Submitted September 19, 1933.
Decided September 26, 1933.
Error to Circuit Court, Marion County.
Action by Kenneth Rogers against Lee B. Boyers. Judgment for plaintiff, and defendant brings error.
Reversed; verdict set aside; new trial awarded.
M. M. Neely, for plaintiff in error.
Victor H. Shaw, for defendant in error.
This is an action for personal injuries resulting from a collision between plaintiff's motorcycle and defendant's automobile. A judgment for $849.80 was rendered for plaintiff. Defendant seeks a reversal, alleging that the evidence showed (1) plaintiff to have been contributorily negligent, and (2) defendant's car to have been under the control and authority of independent contractors (or bailees) at the time of the accident.
1. According to the plaintiff's evidence, the driver of defendant's car was responsible for the collision. Defendant's testimony was to the contrary. But plaintiff's evidence was given the preference by the jury, is ample to support the verdict, and that preference is binding on us.
2. At the time of the accident, defendant's car was being driven by one of two partners, who operate a car laundry. Defendant's second point depends on the relation of the driver to defendant at the time of the accident. That relation is established by the following circumstances: On the morning of the accident, defendant called the shop, recognized the voice of one of the partners, asked him to get the car, perform certain work upon it, and return it to defendant's home in the afternoon. Defendant did not designate who should work upon his car, or over what route it should be returned. The partner so requested got the car, assisted in the work, and while driving it to defendant's home had just tested the brakes (a part of the service) when the collision occurred. For about two years the partnership had been servicing defendant's cars, at approximately monthly intervals. Sometimes defendant himself would take the car to the shop; at other times, he would have one of the partners come and get the car, and in either event a partner would return the car.

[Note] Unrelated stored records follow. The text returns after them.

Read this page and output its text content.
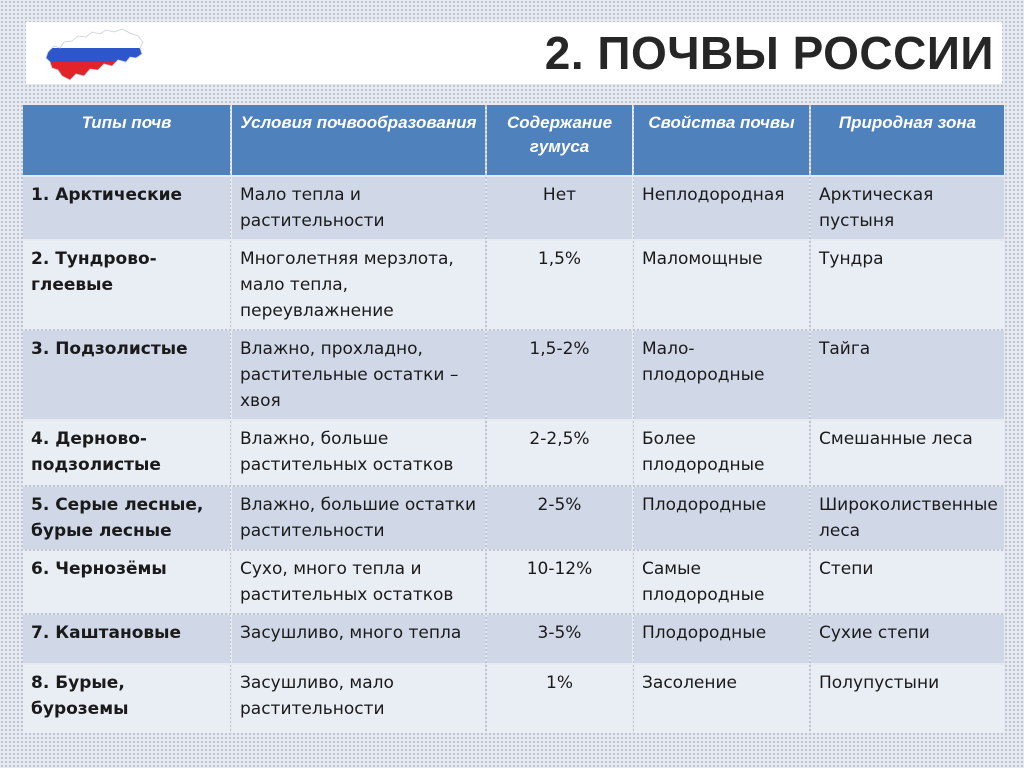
2. ПОЧВЫ РОССИИ
Типы почв	Условия почвообразования	Содержание гумуса	Свойства почвы	Природная зона
1. Арктические	Мало тепла и растительности	Нет	Неплодородная	Арктическая пустыня
2. Тундрово-глеевые	Многолетняя мерзлота, мало тепла, переувлажнение	1,5%	Маломощные	Тундра
3. Подзолистые	Влажно, прохладно, растительные остатки – хвоя	1,5-2%	Мало-плодородные	Тайга
4. Дерново-подзолистые	Влажно, больше растительных остатков	2-2,5%	Более плодородные	Смешанные леса
5. Серые лесные, бурые лесные	Влажно, большие остатки растительности	2-5%	Плодородные	Широколиственные леса
6. Чернозёмы	Сухо, много тепла и растительных остатков	10-12%	Самые плодородные	Степи
7. Каштановые	Засушливо, много тепла	3-5%	Плодородные	Сухие степи
8. Бурые, буроземы	Засушливо, мало растительности	1%	Засоление	Полупустыни
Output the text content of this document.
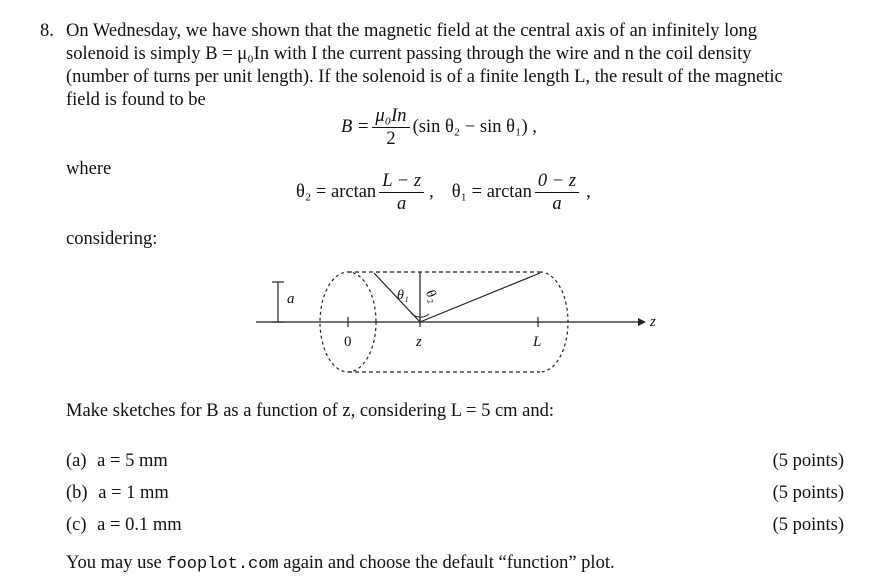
8. On Wednesday, we have shown that the magnetic field at the central axis of an infinitely long
solenoid is simply B = μ₀In with I the current passing through the wire and n the coil density
(number of turns per unit length). If the solenoid is of a finite length L, the result of the magnetic
field is found to be
$B = \frac{\text{μ₀In}}{2} (\sin$ θ₂ − sin θ₁) ,
where
$\theta_2 = \arctan \frac{L - z}{a}$ , $\theta_1 = \arctan \frac{0 - z}{a}$ ,
considering:
a
z
θ₁ θ₂
0	z	L
Make sketches for B as a function of z, considering L = 5 cm and:
(a) a = 5 mm	(5 points)
(b) a = 1 mm	(5 points)
(c) a = 0.1 mm	(5 points)
You may use fooplot.com again and choose the default “function” plot.
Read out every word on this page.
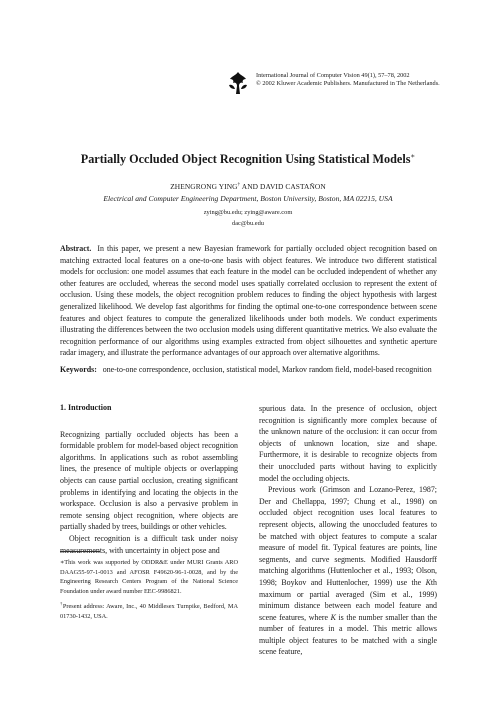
International Journal of Computer Vision 49(1), 57–78, 2002
© 2002 Kluwer Academic Publishers. Manufactured in The Netherlands.
Partially Occluded Object Recognition Using Statistical Models∗
ZHENGRONG YING† AND DAVID CASTAÑON
Electrical and Computer Engineering Department, Boston University, Boston, MA 02215, USA
zying@bu.edu; zying@aware.com
dac@bu.edu
Abstract. In this paper, we present a new Bayesian framework for partially occluded object recognition based on matching extracted local features on a one-to-one basis with object features. We introduce two different statistical models for occlusion: one model assumes that each feature in the model can be occluded independent of whether any other features are occluded, whereas the second model uses spatially correlated occlusion to represent the extent of occlusion. Using these models, the object recognition problem reduces to finding the object hypothesis with largest generalized likelihood. We develop fast algorithms for finding the optimal one-to-one correspondence between scene features and object features to compute the generalized likelihoods under both models. We conduct experiments illustrating the differences between the two occlusion models using different quantitative metrics. We also evaluate the recognition performance of our algorithms using examples extracted from object silhouettes and synthetic aperture radar imagery, and illustrate the performance advantages of our approach over alternative algorithms.
Keywords: one-to-one correspondence, occlusion, statistical model, Markov random field, model-based recognition
1. Introduction

Recognizing partially occluded objects has been a formidable problem for model-based object recognition algorithms. In applications such as robot assembling lines, the presence of multiple objects or overlapping objects can cause partial occlusion, creating significant problems in identifying and locating the objects in the workspace. Occlusion is also a pervasive problem in remote sensing object recognition, where objects are partially shaded by trees, buildings or other vehicles.

Object recognition is a difficult task under noisy measurements, with uncertainty in object pose and

∗This work was supported by ODDR&E under MURI Grants ARO DAAG55-97-1-0013 and AFOSR F49620-96-1-0028, and by the Engineering Research Centers Program of the National Science Foundation under award number EEC-9986821.

†Present address: Aware, Inc., 40 Middlesex Turnpike, Bedford, MA 01730-1432, USA.

spurious data. In the presence of occlusion, object recognition is significantly more complex because of the unknown nature of the occlusion: it can occur from objects of unknown location, size and shape. Furthermore, it is desirable to recognize objects from their unoccluded parts without having to explicitly model the occluding objects.

Previous work (Grimson and Lozano-Perez, 1987; Der and Chellappa, 1997; Chung et al., 1998) on occluded object recognition uses local features to represent objects, allowing the unoccluded features to be matched with object features to compute a scalar measure of model fit. Typical features are points, line segments, and curve segments. Modified Hausdorff matching algorithms (Huttenlocher et al., 1993; Olson, 1998; Boykov and Huttenlocher, 1999) use the Kth maximum or partial averaged (Sim et al., 1999) minimum distance between each model feature and scene features, where K is the number smaller than the number of features in a model. This metric allows multiple object features to be matched with a single scene feature,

Calling for and re-delivering a car, if the customer desired, was incident to the service given the patrons of the laundry. Sometimes one partner would drive the customer's car, sometimes the other, usually depending upon which one received the order. No charge to the customer was made for this part of the service, it being done on the time and at the expense of the partnership to accommodate the customer and to beget good will for the business.
We said in Greaser v. Oil Co., 109 W. Va. 396, 398, 155 S.E. 170, that the test of the relation between an employer and a workman was the right of supervision. If the employer has this right, the relation is that of master and servant; and if the employer has not this right, the relation is that of employer and independent contractor. Accord: Klipstein Sons Co. v. Commissioner, 113 W. Va. 567, 169 S.E. 169. In the case at bar the defendant had surrendered the entire control of his car to the repairman while it was in his charge. Consequently the repairman was an independent contractor. An employer is not liable for the negligence of an independent contractor. Carrico v. Ry. Co., 39 W. Va. 86, 93, 19 S.E. 571; Moll on Independent Contractors, secs. 45, 46 and 51. "It appears to be well settled that where the owner of an automobile turns it over to a person not in his general employ, for repairs, and surrenders entire control to the repair man, he is not liable for an injury inflicted by the car while it is being operated by the latter, who is deemed to be an independent contractor." Annotation 18 A.L.R. 974. The following authorities on automobile law are in entire accord with the annotation: Berry (6th Ed.), sec. 1675; Babbitt (4th Ed.), sec. 1238; 7-8 Huddy (9th Ed.), secs. 129 and 130; Blashfield 1357.
Therefore the judgment of the circuit court is reversed, the verdict of the jury set aside, and a new trial awarded the defendant.
Judgment reversed; verdict set aside; new trial awarded.